Clusters of related OCEs among homologs from NCBI were identified using MMseqs2 (as mentioned previously) and redundant sequences (>97% identity) were filtered out with Cdhit94. Signal peptides were removed based on predictions from signalP version 6.0. For these analyses, a selection of the largest alignable groups were retained for six families. Alignments of these clusters were generated with Decipher using default parameters91. Alignments were manually curated using JalView version 2.11.2.5 to remove sequences that had poorly supported InDels and the N terminus was trimmed to the same location for all cluster members following the signal peptide. Phylogenetic trees were built from these alignments using phyML 3.1 using the approximate likelihood ratio test for branch support, 4 categories of substitution rates and an estimated gamma distribution parameter95. Trees were time-calibrated using mid-point rooting and root maximum age calibration with the chronos function of the R package ape v. 5.6-296, with maximum ages inferred using TimeTree 597. Ancestral OCE structures were determined using GRASP and AlphaFold2 as described above. Residue frustration was calculated on Alphafold rank 1 models using frustratometeR version 0.1.058 with long-range electrostatics disabled, mutational calculation mode and sequence separation of 3. Residues were considered highly frustrated for a frustration index (FI) lower than −1. FI variance in OCE clades was calculated as the variance of FIs at a given aligned position for all aligned OCEs. To determine frustration variation along tree branches, the difference between FI in the ancestral protein and FI in the descendant protein was calculated at each aligned position (∆FI), and ∆FIs summed up along the alignment (Σ∆FI). Structure comparisons were performed using DALILite 5.0 as described above. Structural divergence along branches corresponded to the difference between Dali Z-score for comparison of ancestral structure with itself and ancestral structure with descendent structure. These values were divided by the difference between estimated divergence time of the ancestral and descendent nodes. Trees were rendered using R functions from the package phytools98.

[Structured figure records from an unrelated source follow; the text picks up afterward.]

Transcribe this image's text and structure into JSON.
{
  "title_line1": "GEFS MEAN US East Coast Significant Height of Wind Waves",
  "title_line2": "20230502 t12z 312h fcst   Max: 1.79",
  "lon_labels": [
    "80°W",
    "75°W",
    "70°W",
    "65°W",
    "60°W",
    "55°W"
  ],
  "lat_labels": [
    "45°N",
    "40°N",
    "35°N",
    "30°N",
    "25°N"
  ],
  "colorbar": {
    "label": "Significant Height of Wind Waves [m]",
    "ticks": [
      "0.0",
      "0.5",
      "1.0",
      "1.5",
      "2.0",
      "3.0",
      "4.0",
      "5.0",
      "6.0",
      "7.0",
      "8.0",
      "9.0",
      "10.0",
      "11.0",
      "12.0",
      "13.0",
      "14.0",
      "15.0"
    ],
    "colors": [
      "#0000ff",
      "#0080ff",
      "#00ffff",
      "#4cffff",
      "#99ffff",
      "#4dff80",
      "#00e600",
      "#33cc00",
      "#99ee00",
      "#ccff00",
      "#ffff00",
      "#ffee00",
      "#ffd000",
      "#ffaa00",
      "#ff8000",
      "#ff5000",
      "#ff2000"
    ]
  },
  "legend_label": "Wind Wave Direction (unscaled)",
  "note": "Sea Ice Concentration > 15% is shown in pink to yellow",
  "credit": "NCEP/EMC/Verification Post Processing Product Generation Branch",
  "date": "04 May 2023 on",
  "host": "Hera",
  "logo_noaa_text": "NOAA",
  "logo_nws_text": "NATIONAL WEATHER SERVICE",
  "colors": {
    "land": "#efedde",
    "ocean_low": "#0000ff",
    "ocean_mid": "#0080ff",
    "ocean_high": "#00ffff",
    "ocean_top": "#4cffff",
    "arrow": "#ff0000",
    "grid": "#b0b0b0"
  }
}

Statistics and reproducibility

Statistical analyses were performed with RStudio v1.4.1106 and R x64 4.0.4. Data distributions were modeled using LOESS local regression with confidence or prediction intervals shown. Differences of quantitative data between groups were calculated using 2-sided unpaired t-test. Null probability of co-mutation occurrence was determined by shuffling extant variable residues 10,000 times. P-values were calculated using Bonferroni correction for multiple testing. For mutational scans, all positions were mutated to alanine or deleted, sets of 100 random sequences with multiple mutations were analyzed to reach a sample size comparable to modern, alanine scan and deletion scan sets. Random multiple mutants were designed by assigning randomly amino-acids independently to each position in proteins. For family-wise analyses, the results from at least two unrelated families spanning >15 species and >65 proteins are reported. Results reported in the manuscript were successfully replicated on all protein families analyzed, with statistics reported in the Source data File.

Reporting summary

Further information on research design is available in the Nature Portfolio Reporting Summary linked to this article.